The last time I tried to find directions online, I ended up in the wrong city.  Somehow, that whole event was blocked from my mind, because Thursday afternoon found me happily typing in a destination address to MapQuest’s web site and printing out the directions.  I checked them over to see if I could get a picture in my head of the general area, and cemented in my mind that we would be driving to BFE, because I actually happened to know the area we were going, and it is nothing but farmland.  And, apparently, at least one house: our destination.  I didn’t worry too much, because The Man would be driving and I would only be the co-pilot.

Ah, the best laid plans…

Somewhere around 3 PM, The Man became embroiled in a work crisis of mammoth proportions dealing with some reports and some numbers and blah blah blah.  I don’t know.  Anyway, he would not be able to go with me to the photographers.  Which meant, unless I could find some backup, I would be going solo.  I. Don’t. Think. So.  Luckily, Michael was free and didn’t mind acting as co-pilot.  So, at about 5:15, we set out.

I had allowed us 45 minutes for what is normally a 25 minute drive.  My psychic powers must have been working that day, because 5:45 found us in the middle of goddamn NOWHERE, looking for an address that didn’t exist.  We checked house numbers obsessively, there was no 1915 BFE Road anywhere.  Actually, the house numbers danced around, sometimes skipping ahead 50 numbers and then inexplicably progressing by ones again.  When we hit the point where the road turned to a gravel two-track, I looked at Michael and calmly said “Goddamn MapQuest has fucked me again.”
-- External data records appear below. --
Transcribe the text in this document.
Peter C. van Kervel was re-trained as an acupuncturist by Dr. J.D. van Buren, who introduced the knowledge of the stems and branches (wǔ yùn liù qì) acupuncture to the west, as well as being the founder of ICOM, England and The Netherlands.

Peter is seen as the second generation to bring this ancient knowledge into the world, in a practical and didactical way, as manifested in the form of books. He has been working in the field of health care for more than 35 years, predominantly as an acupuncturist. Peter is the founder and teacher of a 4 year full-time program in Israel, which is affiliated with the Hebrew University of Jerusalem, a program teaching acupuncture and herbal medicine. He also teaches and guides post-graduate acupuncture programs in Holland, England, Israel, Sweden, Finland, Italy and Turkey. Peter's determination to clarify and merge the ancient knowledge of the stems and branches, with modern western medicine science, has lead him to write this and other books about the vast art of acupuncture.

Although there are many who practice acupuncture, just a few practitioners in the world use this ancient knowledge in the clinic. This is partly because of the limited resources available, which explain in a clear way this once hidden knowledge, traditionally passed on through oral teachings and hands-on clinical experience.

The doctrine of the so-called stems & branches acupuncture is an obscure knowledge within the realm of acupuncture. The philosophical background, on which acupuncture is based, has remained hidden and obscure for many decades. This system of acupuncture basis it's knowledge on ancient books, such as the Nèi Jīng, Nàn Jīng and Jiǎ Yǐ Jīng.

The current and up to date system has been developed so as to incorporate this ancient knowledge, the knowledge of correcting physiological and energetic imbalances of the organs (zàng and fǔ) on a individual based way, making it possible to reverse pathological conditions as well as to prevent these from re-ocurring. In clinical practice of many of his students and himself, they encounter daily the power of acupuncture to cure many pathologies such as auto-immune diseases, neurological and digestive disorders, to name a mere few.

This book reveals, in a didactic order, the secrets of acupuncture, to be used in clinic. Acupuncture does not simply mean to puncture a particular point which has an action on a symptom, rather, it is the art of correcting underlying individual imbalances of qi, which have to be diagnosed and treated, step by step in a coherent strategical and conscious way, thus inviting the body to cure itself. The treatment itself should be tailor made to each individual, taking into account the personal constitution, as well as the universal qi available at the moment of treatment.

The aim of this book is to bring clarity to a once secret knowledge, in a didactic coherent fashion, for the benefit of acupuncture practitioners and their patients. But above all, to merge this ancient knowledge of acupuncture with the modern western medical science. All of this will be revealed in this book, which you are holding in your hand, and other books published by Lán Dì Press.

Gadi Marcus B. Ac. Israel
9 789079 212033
At that point, we had to improvise.  Somewhere, MapQuest had sent us a wrong turn.  Looking over the directions, there was really only one point where we could have turned wrong, so I executed a three-point turn and headed back the other direction.  And I began to notice what was outside my windows – nothing.  Oh I take that back.  There was a sugar beet piling ground.  And a single tree.  I started to remember a horror story I had once read about a group of people who got trapped in a story by a twisted author, and every time they tried to leave the town, they encountered NOTHING.  I really wanted to get back to an area where there was at least a house, because my imagination was starting to freak me out.
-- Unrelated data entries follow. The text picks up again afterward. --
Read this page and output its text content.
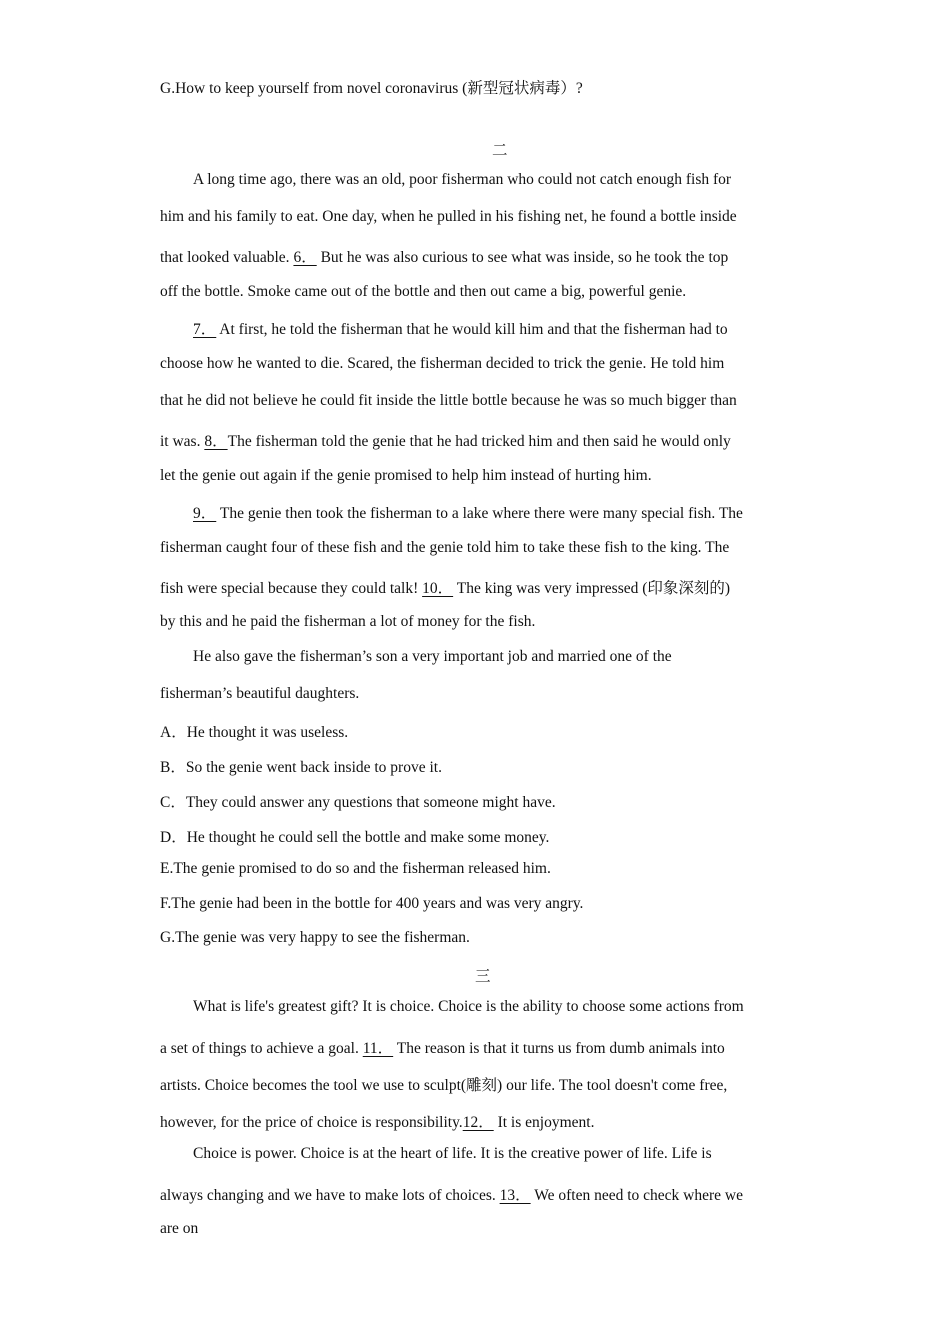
G.How to keep yourself from novel coronavirus (新型冠状病毒）?
二
A long time ago, there was an old, poor fisherman who could not catch enough fish for
him and his family to eat. One day, when he pulled in his fishing net, he found a bottle inside
that looked valuable. 6． But he was also curious to see what was inside, so he took the top
off the bottle. Smoke came out of the bottle and then out came a big, powerful genie.
7． At first, he told the fisherman that he would kill him and that the fisherman had to
choose how he wanted to die. Scared, the fisherman decided to trick the genie. He told him
that he did not believe he could fit inside the little bottle because he was so much bigger than
it was. 8．The fisherman told the genie that he had tricked him and then said he would only
let the genie out again if the genie promised to help him instead of hurting him.
9． The genie then took the fisherman to a lake where there were many special fish. The
fisherman caught four of these fish and the genie told him to take these fish to the king. The
fish were special because they could talk! 10． The king was very impressed (印象深刻的)
by this and he paid the fisherman a lot of money for the fish.
He also gave the fisherman’s son a very important job and married one of the
fisherman’s beautiful daughters.
A．He thought it was useless.
B．So the genie went back inside to prove it.
C．They could answer any questions that someone might have.
D．He thought he could sell the bottle and make some money.
E.The genie promised to do so and the fisherman released him.
F.The genie had been in the bottle for 400 years and was very angry.
G.The genie was very happy to see the fisherman.
三
What is life's greatest gift? It is choice. Choice is the ability to choose some actions from
a set of things to achieve a goal. 11． The reason is that it turns us from dumb animals into
artists. Choice becomes the tool we use to sculpt(雕刻) our life. The tool doesn't come free,
however, for the price of choice is responsibility.12． It is enjoyment.
Choice is power. Choice is at the heart of life. It is the creative power of life. Life is
always changing and we have to make lots of choices. 13． We often need to check where we
are on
The house numbers began falling again. . . and falling. . . and falling.  I actually saw a house numbered “60″.  60!  This may mean nothing to some of you, but in the country you just do NOT see a house numbered 60!  Country addresses are usually in the five-digit range.  Finally, we had to admit defeat.  I called The Man, he got me the photographer’s phone number, and I called him.  The photographer told me that he was “four houses north of M-BFE, and there is a red Blazer in the driveway”.  OK, we started backtracking very slowly, counting houses and looking for red Blazers.  And wouldn’t you know?  His house was right where it should be – smack dab between the houses labeled 60 and 2046.
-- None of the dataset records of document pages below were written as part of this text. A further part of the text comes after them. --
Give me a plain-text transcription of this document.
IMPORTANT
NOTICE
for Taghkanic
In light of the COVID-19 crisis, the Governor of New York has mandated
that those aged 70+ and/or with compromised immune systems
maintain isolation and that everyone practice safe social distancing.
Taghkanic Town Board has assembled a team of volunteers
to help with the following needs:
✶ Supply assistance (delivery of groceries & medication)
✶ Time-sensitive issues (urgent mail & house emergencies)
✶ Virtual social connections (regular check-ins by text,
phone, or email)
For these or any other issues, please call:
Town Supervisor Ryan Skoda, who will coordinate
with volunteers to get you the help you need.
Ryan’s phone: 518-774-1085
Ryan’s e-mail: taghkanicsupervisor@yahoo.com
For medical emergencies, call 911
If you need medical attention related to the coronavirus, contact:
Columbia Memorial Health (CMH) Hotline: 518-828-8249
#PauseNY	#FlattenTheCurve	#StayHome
After that, I had a very nice meeting with the photographer and Michael and I went back to my house to drink a lot of rum and recover from being lost in the country.  And I tried to forget that I couldn’t find a house less than 5 miles from where I used to live.

HAUSFRAU SCHAENFREUDE

I had to finish cleaning my house this weekend.  It wasn’t really dirty, since I had just dusted and whatnot the week before, but there are A Lot of People coming into town who have never seen the house, so I figured, better safe than sorry.  The worst part of cleaning was definitely the vacuuming.  For some reason, whenever I vacuum, I sweat profusely.  It’s not like it’s particularly hard work.  I have no idea why it happens, but it does.  And when I sweat and I’m wearing glasses, my glasses get all smudgy.  I must accidentally touch the lenses with my grimy fingers or something.  So, I’m zooming around the house like a madwoman, half-blind, stinky and dripping, trying not to kill my cats because they won’t get out of the way until you are RIGHT NEXT TO THEM with the damn LOUD vacuum.  And my hair is desperately trying to escape its ponytail holder, so I have to keep pushing it out of my eyes and it’s flying out all crazy from my head.  What a pretty mental picture you have right now.  Don’t you envy The Man his future wife?